A graça da justiça cega

Justiça. Tão questionada, tão almejada, tão combalida. Sua premissa? A igualdade entre todos perante as leis, que por sua vez tentam manter a ordem social. Paródias e sátiras quanto à sua cegueira vêm e vão, permeiam e fazem rir da piada sem graça e eterna, a cegueira do semióforo que deveria refletir imparcialidade e isenção.

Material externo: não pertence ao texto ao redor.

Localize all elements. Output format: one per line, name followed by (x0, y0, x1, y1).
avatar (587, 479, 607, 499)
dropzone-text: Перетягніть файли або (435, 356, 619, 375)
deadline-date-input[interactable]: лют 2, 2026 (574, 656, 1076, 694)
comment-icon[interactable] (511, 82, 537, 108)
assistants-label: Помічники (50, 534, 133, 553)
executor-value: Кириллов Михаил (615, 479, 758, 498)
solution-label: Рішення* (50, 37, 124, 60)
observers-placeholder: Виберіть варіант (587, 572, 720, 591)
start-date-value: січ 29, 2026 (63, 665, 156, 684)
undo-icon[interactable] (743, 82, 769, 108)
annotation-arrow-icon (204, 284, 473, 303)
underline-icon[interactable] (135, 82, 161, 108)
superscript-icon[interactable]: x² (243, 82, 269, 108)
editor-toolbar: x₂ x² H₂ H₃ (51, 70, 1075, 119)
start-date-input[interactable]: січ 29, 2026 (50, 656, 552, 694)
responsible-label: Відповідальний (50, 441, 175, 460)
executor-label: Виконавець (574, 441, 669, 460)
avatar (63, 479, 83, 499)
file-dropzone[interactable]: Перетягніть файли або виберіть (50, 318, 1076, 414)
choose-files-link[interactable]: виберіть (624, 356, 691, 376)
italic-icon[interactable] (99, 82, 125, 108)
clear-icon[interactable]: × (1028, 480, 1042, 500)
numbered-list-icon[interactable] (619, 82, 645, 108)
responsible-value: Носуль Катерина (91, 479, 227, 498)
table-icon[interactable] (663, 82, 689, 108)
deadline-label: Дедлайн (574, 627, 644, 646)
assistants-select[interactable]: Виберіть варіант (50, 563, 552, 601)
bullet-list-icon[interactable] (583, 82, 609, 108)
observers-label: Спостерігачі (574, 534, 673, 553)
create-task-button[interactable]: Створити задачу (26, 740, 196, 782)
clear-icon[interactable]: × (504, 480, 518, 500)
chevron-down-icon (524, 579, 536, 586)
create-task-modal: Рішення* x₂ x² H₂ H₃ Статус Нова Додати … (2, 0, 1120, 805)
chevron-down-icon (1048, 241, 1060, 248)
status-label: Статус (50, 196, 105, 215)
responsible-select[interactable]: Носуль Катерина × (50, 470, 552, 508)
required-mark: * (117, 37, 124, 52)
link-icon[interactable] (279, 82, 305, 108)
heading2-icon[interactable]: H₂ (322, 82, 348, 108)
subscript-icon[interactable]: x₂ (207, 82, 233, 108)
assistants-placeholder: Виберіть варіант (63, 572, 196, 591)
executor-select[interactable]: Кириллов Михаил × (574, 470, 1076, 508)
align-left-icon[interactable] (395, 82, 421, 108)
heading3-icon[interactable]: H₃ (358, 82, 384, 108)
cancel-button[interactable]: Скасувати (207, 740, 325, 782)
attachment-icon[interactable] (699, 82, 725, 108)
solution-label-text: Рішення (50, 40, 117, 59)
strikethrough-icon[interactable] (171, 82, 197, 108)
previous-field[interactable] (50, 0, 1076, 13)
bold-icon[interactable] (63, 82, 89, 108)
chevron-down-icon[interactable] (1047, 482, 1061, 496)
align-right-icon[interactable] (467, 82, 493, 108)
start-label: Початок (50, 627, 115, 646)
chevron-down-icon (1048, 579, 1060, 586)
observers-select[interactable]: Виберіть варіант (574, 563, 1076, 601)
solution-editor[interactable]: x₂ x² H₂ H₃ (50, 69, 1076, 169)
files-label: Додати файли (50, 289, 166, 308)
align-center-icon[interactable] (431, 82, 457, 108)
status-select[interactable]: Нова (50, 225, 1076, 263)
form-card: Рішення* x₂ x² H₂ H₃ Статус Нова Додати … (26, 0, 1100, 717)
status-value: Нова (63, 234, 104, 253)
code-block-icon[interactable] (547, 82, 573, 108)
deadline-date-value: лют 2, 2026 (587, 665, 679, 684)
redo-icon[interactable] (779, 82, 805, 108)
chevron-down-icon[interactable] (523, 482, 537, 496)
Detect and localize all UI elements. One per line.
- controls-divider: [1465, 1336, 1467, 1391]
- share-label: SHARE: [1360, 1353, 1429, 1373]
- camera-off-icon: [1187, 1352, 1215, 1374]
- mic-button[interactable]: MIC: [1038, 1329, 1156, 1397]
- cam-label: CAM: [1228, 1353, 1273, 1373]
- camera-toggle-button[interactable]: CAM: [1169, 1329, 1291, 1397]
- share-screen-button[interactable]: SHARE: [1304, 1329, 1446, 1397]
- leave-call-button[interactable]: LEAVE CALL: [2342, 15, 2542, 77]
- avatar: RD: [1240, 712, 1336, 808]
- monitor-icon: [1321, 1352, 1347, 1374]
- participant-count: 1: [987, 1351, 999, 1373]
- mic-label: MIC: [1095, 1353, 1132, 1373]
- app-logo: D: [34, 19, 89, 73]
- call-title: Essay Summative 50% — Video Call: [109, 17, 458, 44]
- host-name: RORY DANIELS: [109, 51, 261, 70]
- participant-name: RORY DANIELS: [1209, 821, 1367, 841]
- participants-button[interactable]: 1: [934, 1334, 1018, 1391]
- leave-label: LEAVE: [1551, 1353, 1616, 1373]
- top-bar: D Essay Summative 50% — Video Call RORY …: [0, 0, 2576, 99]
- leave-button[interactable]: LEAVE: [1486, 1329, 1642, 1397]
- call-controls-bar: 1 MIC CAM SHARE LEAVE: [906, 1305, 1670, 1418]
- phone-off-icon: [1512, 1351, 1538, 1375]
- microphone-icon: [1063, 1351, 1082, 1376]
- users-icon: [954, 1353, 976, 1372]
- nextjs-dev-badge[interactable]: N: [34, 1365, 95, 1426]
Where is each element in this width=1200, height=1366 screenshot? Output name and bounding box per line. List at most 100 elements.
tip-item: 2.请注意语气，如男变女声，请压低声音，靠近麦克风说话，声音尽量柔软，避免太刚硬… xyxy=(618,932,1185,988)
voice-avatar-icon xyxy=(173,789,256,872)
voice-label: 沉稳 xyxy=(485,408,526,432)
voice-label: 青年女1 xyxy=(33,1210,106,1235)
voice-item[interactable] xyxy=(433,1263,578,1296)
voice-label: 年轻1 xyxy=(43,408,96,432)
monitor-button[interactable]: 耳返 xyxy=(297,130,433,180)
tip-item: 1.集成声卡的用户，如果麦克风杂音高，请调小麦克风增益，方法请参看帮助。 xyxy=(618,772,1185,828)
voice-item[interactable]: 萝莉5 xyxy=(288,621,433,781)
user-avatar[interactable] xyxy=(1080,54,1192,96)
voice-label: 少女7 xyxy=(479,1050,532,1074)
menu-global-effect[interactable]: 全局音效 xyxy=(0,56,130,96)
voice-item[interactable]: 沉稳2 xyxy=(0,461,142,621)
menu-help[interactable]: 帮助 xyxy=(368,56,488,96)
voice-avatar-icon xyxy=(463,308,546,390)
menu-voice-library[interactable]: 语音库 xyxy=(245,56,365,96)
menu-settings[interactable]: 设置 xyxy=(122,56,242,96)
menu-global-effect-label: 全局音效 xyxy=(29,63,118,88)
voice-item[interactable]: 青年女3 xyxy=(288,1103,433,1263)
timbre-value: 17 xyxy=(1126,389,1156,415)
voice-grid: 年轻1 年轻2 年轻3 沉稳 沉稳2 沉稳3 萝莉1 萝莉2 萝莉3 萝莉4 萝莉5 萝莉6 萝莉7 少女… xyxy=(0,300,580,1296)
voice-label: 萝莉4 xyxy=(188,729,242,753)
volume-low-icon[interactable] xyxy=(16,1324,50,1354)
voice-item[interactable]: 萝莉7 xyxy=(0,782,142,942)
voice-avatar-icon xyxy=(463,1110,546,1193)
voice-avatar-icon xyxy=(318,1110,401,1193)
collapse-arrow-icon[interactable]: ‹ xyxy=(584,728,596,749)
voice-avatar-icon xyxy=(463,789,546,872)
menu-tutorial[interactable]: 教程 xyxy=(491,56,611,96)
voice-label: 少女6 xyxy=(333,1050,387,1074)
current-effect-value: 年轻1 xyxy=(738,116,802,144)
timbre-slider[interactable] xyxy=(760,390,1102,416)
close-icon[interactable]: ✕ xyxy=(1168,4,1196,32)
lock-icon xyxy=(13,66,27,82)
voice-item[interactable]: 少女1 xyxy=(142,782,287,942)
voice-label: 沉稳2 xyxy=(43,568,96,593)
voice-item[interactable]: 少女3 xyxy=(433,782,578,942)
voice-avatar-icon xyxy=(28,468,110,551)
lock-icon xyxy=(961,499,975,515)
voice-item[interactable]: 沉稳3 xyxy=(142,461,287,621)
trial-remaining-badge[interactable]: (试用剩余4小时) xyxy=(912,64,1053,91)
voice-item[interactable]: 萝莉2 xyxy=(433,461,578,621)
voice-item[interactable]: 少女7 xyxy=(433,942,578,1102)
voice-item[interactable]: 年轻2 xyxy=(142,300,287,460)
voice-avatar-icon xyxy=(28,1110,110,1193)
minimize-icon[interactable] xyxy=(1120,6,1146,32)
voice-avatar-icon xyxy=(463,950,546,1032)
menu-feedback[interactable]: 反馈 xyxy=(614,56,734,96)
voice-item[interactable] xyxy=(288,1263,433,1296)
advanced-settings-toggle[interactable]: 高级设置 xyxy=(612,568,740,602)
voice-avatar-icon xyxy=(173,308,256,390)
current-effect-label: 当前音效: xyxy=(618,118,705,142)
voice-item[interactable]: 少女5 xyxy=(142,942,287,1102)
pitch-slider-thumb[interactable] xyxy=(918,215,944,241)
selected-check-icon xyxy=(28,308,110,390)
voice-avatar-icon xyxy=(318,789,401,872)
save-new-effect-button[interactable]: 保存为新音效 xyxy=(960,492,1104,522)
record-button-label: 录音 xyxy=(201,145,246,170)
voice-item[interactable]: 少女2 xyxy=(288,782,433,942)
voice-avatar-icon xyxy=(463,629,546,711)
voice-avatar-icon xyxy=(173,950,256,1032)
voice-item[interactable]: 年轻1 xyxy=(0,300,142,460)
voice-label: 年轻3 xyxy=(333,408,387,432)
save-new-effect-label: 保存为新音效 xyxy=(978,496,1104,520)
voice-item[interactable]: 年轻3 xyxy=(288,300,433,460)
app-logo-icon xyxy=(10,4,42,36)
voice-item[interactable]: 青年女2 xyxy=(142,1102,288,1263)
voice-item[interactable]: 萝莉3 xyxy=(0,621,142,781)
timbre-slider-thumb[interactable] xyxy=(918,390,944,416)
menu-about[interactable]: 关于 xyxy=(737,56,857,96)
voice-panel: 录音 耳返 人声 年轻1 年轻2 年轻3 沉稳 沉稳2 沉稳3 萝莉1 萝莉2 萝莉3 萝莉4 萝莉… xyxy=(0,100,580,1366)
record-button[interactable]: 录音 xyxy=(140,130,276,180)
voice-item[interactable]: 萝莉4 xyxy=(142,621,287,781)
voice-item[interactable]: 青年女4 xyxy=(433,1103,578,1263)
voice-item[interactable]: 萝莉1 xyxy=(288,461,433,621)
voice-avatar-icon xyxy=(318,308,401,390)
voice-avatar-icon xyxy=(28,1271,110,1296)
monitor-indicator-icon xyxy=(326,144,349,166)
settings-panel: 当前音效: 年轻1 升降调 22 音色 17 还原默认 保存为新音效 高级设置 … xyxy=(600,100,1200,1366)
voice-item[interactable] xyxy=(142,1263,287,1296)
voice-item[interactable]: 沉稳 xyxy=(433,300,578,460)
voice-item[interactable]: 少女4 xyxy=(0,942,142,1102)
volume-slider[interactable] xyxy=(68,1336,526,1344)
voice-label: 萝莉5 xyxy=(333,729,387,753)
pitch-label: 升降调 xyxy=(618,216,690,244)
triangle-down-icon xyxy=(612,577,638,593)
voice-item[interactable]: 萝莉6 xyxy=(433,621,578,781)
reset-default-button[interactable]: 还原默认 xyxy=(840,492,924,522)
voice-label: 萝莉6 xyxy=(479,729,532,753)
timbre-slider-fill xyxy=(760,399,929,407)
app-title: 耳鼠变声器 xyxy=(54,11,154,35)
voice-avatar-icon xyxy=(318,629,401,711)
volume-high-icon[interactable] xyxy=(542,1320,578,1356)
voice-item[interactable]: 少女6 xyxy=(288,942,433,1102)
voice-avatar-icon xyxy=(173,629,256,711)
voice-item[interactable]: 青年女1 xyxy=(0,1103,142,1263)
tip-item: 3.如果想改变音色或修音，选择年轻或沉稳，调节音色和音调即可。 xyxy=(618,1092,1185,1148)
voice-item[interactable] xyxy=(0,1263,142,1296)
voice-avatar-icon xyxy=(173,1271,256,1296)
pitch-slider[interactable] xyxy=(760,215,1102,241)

Ah! O bom brasileiro, o honesto, respeitador, hospitaleiro, generoso e cordial brasileiro! Aquele que deixa as informalidades, aquele que une o familiar ao público, peraí! O familiar ao público? Pois é, talvez soe até bonito, mas essa sociabilidade aparente, incutida às mentes não exerce efeito positivo na estruturação da ordem coletiva. Isto, quando visto em instituições públicas, o servidor precariza o serviço, e faz o que bem entende,porque dele o emprego é não é? Não, não é! É serviço público, a exoneração é um processo loooongo! E os deputados aéreos? Que decolaram com o dinheiro público, “ah não é porque minha esposa precisa vir me visitar duas vezes no mês, meus filhos irem três vezes a disney, e blá blá blá!” A justiça que é cega ou será que não quer ver? Ou vê e fica muda, ouve reclamações e se ensurdece, é preciso gritar, expor, pra algo enfim se mostrar atrás dessa inércia. É preciso vir à tona nos meios de comunicação, porque se não fica fácil contrariar as leis, por à frente o conveniente em detrimento do que é da gente!
É preciso duvidar dessas relações de cordialidade na coisa pública, é preciso saber que as leis que mais nos prendem são as que não nos impõe, quanto à justiça? Haverá mais sátiras e mais risadas enquanto mantermos essa cultura individualista disfarçada de generosa.